Все дни после того, как, сидя на тополе и заглядывая в темные окна, Сережа воображал картины насилия капитана над Валентиной Степановной, он думал о ней постоянно, маниакально и тут вдруг — звонок, голос Валентины, привычно знакомый прежде и незнакомо возбуждающий теперь. Валентина Степановна сказала, что очень соскучилась, но обстоятельства не позволяли видеться, а теперь она ждет его в гости. «Обстоятельства — это капитан, — подумал Сережа, — наверное, капитана снова отправили в психгоспиталь. Сегодня я заменю капитана».
Едва дождавшись вечера, Сережа пришел все-таки раньше срока и заметил, что Валентина Степановна оказалась этим обеспокоена, куда-то выходила, что-то на лестнице говорила. «Неужели капитан еще здесь? Что за странности, что за тайны?» — думал Сережа, все более возбуждаясь. Вскоре, однако, Валентина Степановна вернулась успокоенная, и сели ужинать с вином. За прошедшую неделю Валентина Степановна переменилась. Осунулась, под глазами круги, в глазах усталость, но все это было ей к лицу, все влекло, все возбуждало.

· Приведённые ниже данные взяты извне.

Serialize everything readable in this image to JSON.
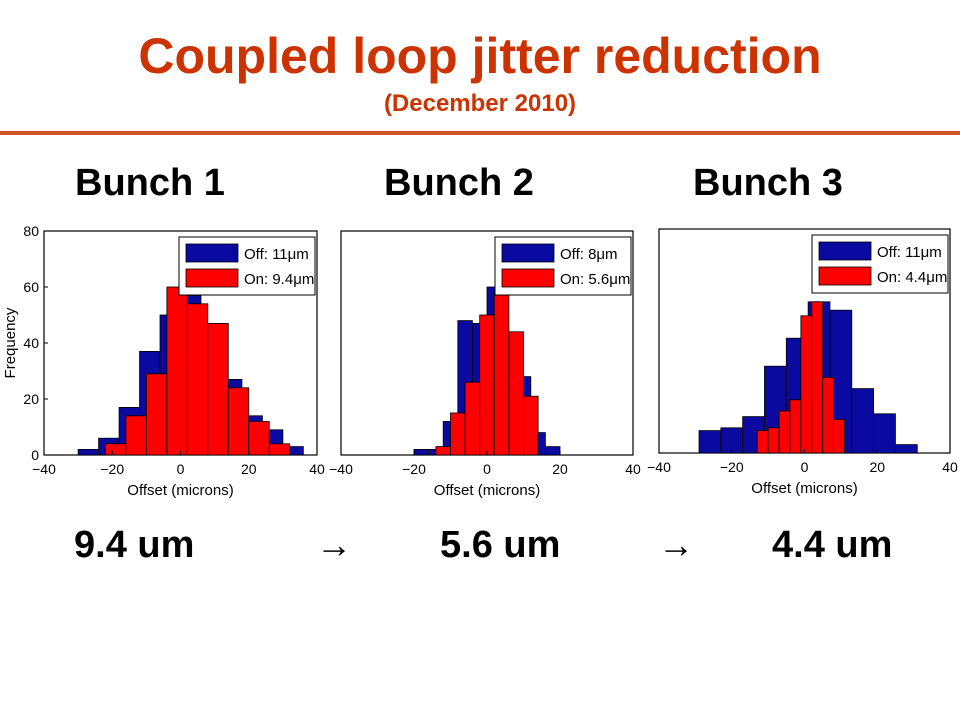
{
  "slide": {
    "title": "Coupled loop jitter reduction",
    "subtitle": "(December 2010)",
    "results": [
      "9.4 um",
      "5.6 um",
      "4.4 um"
    ],
    "arrow": "→"
  },
  "colors": {
    "title": "#cc3300",
    "off": "#0a0aa0",
    "on": "#ff0000"
  },
  "chart_data": [
    {
      "type": "bar",
      "title": "Bunch 1",
      "xlabel": "Offset (microns)",
      "ylabel": "Frequency",
      "xlim": [
        -40,
        40
      ],
      "ylim": [
        0,
        80
      ],
      "xticks": [
        -40,
        -20,
        0,
        20,
        40
      ],
      "yticks": [
        0,
        20,
        40,
        60,
        80
      ],
      "legend_position": "top-right",
      "series": [
        {
          "name": "Off: 11μm",
          "bins": [
            [
              -30,
              -24,
              2
            ],
            [
              -24,
              -18,
              6
            ],
            [
              -18,
              -12,
              17
            ],
            [
              -12,
              -6,
              37
            ],
            [
              -6,
              0,
              50
            ],
            [
              0,
              6,
              57
            ],
            [
              6,
              12,
              37
            ],
            [
              12,
              18,
              27
            ],
            [
              18,
              24,
              14
            ],
            [
              24,
              30,
              9
            ],
            [
              30,
              36,
              3
            ]
          ]
        },
        {
          "name": "On: 9.4μm",
          "bins": [
            [
              -22,
              -16,
              4
            ],
            [
              -16,
              -10,
              14
            ],
            [
              -10,
              -4,
              29
            ],
            [
              -4,
              2,
              60
            ],
            [
              2,
              8,
              54
            ],
            [
              8,
              14,
              47
            ],
            [
              14,
              20,
              24
            ],
            [
              20,
              26,
              12
            ],
            [
              26,
              32,
              4
            ]
          ]
        }
      ]
    },
    {
      "type": "bar",
      "title": "Bunch 2",
      "xlabel": "Offset (microns)",
      "ylabel": "",
      "xlim": [
        -40,
        40
      ],
      "ylim": [
        0,
        80
      ],
      "xticks": [
        -40,
        -20,
        0,
        20,
        40
      ],
      "yticks": [],
      "legend_position": "top-right",
      "series": [
        {
          "name": "Off: 8μm",
          "bins": [
            [
              -20,
              -16,
              2
            ],
            [
              -16,
              -12,
              2
            ],
            [
              -12,
              -8,
              12
            ],
            [
              -8,
              -4,
              48
            ],
            [
              -4,
              0,
              47
            ],
            [
              0,
              4,
              60
            ],
            [
              4,
              8,
              37
            ],
            [
              8,
              12,
              28
            ],
            [
              12,
              16,
              8
            ],
            [
              16,
              20,
              3
            ]
          ]
        },
        {
          "name": "On: 5.6μm",
          "bins": [
            [
              -14,
              -10,
              3
            ],
            [
              -10,
              -6,
              15
            ],
            [
              -6,
              -2,
              26
            ],
            [
              -2,
              2,
              50
            ],
            [
              2,
              6,
              58
            ],
            [
              6,
              10,
              44
            ],
            [
              10,
              14,
              21
            ]
          ]
        }
      ]
    },
    {
      "type": "bar",
      "title": "Bunch 3",
      "xlabel": "Offset (microns)",
      "ylabel": "",
      "xlim": [
        -40,
        40
      ],
      "ylim": [
        0,
        80
      ],
      "xticks": [
        -40,
        -20,
        0,
        20,
        40
      ],
      "yticks": [],
      "legend_position": "top-right",
      "series": [
        {
          "name": "Off: 11μm",
          "bins": [
            [
              -29,
              -23,
              8
            ],
            [
              -23,
              -17,
              9
            ],
            [
              -17,
              -11,
              13
            ],
            [
              -11,
              -5,
              31
            ],
            [
              -5,
              1,
              41
            ],
            [
              1,
              7,
              54
            ],
            [
              7,
              13,
              51
            ],
            [
              13,
              19,
              23
            ],
            [
              19,
              25,
              14
            ],
            [
              25,
              31,
              3
            ]
          ]
        },
        {
          "name": "On: 4.4μm",
          "bins": [
            [
              -13,
              -10,
              8
            ],
            [
              -10,
              -7,
              9
            ],
            [
              -7,
              -4,
              15
            ],
            [
              -4,
              -1,
              19
            ],
            [
              -1,
              2,
              49
            ],
            [
              2,
              5,
              54
            ],
            [
              5,
              8,
              27
            ],
            [
              8,
              11,
              12
            ]
          ]
        }
      ]
    }
  ]
}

— Очень соскучилась, — сказала Валентина Степановна, когда они выпили несколько рюмок, — очень скучала, — и потянулась, чтобы чмокнуть его в губы, на что он обычно отвечал хладнокровным поцелуем, после чего Валентина Степановна обычно уходила за ширмочку, аккуратно раздевалась, в порядке укладывая одежду, гасила свет, ложилась в постель, ждала, пока разденется Сережа, и раскрывала перед ним добрые дружеские объятия, удобно раздвинув ляжки. Но ныне, чрезмерно, как показалось Сереже, опьяненный вином — хоть пили они это некрепкое, липкое вино и прежде в том же количестве, — ныне он впился ей в губы, ошарашив таким порывом. Затем, не давая опомниться, схватил, приподнял, понес к постели, срывая часть одежд на ходу и бросая где попало, еще торопливей стаскивал одежду с себя, с хрустом что-то разорвав. Дрожа от возбуждения, он мешал ей удобно улечься, удобно расположить тело — сжал вместо этого, сдавил… Вначале она пыталась говорить, даже сопротивляться, но затем его маниакальное состояние передалось и ей.
— А-а-а!.. О-о-о!.. — впервые за все их с Сережей сожительство закричала она. — А-а-а!.. О-о-о! — и вдруг, точно впав в бешенство, завопила, будто была она не культурная, окончившая университет библиотекарша, а уличная развратная женщина: — Крепче! Крепче! Сильнее! Дальше! Дальше!.. А-а-а… О-о-о!.. О, как…, — и вдруг добавила уличное, нецензурное слово. — О, как… О, как… О, как…
В этот момент позвонили в дверь. «Капитан, — с испугом подумал Сережа. — Что теперь будет?»